Diagnostic Considerations

Seropositive pregnant women should be considered infected unless an adequate treatment history is documented in the medical records and sequential serologic antibody titers have declined.

Treatment

Penicillin is effective for preventing maternal transmission to the fetus and for treating fetal infection. Evidence is insufficient to determine whether the specific, recommended penicillin regimens are optimal.

Recommended Regimen


Treatment during pregnancy should consist of the penicillin regimen appropriate for the stage of syphilis.


Other Management Considerations

Some specialists recommend additional therapy in some patients. A second dose of benzathine penicillin 2.4 million units IM may be administered 1 week after the initial dose for women who have primary, secondary, or early latent syphilis. In the second half of pregnancy, management and counseling may be facilitated by a sonographic fetal evaluation for congenital syphilis, but this should not delay therapy. Sonographic signs of fetal syphilis (i.e., hepatomegaly, ascites, and hydrops) indicate a greater risk for fetal treatment failure; such cases should be managed in consultation with obstetric specialists. Evidence is insufficient to recommend specific regimens for these situations.

Women treated for syphilis during the second half of pregnancy are at risk for premature labor and/or fetal distress if the treatment precipitates the Jarisch-Herxheimer reaction. These women should be advised to seek obstetric attention after treatment if they notice any contractions or decrease in fetal movements. Although stillbirth is a rare complication of treatment, concern about this complication should not delay necessary treatment. All patients who have syphilis should be offered testing for HIV infection.

Follow-Up. Coordinated prenatal care, treatment follow-up, and syphilis case management are important in the management of pregnant women with syphilis. Serologic titers should be repeated in the third trimester and at delivery. Serologic titers may be checked monthly in women at high risk for reinfection or in geographic areas in which the prevalence of syphilis is high. The clinical and antibody response should be appropriate for the stage of disease. Most women will deliver before their serologic response to treatment can be assessed definitively.

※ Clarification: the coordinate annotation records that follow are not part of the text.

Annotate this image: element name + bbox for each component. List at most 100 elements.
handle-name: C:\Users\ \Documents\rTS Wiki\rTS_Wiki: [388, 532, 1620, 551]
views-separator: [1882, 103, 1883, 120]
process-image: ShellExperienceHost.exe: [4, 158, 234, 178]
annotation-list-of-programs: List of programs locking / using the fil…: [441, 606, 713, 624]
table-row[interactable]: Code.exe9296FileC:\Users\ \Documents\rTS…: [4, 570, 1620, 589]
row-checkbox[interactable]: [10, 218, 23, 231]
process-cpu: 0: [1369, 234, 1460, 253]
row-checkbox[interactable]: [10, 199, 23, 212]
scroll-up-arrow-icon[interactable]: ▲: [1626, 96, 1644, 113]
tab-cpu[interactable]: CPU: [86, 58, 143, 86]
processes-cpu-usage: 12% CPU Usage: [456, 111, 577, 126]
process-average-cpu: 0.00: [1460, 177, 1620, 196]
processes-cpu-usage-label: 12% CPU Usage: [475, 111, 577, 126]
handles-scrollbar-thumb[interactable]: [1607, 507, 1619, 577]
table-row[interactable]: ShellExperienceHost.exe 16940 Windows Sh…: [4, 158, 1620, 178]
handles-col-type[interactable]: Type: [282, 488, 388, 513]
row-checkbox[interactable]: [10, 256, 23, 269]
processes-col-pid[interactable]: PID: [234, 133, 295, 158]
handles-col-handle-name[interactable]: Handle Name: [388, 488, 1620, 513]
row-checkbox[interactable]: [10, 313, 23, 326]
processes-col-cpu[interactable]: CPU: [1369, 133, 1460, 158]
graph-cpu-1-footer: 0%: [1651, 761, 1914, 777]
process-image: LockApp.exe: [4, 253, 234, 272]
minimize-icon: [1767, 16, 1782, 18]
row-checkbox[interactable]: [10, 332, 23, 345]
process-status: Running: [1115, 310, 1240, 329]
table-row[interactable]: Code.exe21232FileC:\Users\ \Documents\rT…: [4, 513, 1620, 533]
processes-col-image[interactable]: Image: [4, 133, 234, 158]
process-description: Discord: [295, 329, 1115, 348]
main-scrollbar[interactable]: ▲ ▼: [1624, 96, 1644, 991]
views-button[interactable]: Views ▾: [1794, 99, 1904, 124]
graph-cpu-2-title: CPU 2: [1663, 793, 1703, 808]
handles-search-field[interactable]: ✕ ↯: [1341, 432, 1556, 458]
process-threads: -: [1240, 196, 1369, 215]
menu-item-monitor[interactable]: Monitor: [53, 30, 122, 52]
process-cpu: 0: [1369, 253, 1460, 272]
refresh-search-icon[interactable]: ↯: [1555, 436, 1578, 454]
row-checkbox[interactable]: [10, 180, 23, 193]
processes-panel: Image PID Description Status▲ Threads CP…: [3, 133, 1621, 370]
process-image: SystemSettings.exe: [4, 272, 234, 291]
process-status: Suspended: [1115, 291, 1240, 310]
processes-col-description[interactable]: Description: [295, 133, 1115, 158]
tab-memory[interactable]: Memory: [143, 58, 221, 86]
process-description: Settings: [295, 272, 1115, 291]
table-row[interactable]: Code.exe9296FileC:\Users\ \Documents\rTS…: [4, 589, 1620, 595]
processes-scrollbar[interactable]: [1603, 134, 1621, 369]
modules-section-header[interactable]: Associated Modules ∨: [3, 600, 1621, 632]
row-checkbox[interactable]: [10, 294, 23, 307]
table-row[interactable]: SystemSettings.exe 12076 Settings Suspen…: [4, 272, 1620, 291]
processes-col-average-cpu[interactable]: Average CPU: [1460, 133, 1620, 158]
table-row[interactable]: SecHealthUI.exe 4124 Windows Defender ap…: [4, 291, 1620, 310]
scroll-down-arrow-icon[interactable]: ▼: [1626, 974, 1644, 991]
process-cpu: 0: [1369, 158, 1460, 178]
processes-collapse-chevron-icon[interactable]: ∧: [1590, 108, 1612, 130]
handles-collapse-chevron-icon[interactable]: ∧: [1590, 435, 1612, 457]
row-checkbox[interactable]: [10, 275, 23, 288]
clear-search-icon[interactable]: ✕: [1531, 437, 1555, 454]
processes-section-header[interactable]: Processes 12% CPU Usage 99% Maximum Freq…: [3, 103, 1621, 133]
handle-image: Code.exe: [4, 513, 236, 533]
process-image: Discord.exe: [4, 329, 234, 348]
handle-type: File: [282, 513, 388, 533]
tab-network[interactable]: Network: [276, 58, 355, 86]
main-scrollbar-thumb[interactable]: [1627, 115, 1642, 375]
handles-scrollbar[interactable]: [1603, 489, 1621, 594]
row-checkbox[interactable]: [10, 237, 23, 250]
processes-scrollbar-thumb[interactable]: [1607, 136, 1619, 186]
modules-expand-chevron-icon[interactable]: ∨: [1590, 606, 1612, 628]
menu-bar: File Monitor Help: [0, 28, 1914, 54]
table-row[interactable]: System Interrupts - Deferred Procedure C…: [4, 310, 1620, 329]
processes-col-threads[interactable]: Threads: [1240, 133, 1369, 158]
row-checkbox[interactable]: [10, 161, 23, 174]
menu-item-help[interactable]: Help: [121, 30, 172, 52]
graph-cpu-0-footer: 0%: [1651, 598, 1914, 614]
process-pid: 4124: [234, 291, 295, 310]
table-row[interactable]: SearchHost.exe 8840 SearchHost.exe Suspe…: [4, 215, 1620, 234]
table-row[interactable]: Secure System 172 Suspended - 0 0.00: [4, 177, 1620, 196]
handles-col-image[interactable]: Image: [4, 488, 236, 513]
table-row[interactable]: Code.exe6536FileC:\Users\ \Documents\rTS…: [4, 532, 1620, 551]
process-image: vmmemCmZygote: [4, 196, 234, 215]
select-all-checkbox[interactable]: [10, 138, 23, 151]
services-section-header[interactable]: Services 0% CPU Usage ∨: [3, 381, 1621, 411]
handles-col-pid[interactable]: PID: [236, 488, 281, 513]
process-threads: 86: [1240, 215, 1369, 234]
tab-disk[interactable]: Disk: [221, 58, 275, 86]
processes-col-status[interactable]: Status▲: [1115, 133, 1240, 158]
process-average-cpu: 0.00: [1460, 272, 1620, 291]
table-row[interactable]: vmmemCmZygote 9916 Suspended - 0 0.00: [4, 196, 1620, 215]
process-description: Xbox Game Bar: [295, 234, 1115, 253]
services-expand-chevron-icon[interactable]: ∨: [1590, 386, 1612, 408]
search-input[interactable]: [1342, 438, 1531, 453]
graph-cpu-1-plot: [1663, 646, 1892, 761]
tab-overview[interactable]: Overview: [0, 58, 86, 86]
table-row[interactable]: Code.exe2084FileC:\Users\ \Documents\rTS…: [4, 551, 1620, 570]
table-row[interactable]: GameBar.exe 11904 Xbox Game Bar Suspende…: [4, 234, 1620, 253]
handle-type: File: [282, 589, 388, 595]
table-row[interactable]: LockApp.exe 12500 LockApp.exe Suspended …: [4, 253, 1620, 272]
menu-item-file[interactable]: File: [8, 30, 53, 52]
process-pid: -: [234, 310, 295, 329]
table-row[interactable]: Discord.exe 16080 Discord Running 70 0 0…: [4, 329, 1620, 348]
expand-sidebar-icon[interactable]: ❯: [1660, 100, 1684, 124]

Management of Sex Partners. See General Principles, Management of Sex Partners.

Special Considerations

Penicillin Allergy. No alternatives to penicillin have been proved effective for treatment of syphilis during pregnancy. Pregnant women who have a history of penicillin allergy should be desensitized and treated with penicillin. Skin testing may be helpful (see Management of Patients Who Have a History of Penicillin Allergy).

Tetracycline and doxycycline should not used during pregnancy. Erythromycin should not be used, because it does not reliably cure an infected fetus. Data are insufficient to recommend azithromycin or ceftriaxone.

HIV Infection. See Syphilis Among HIV-Infected Patients.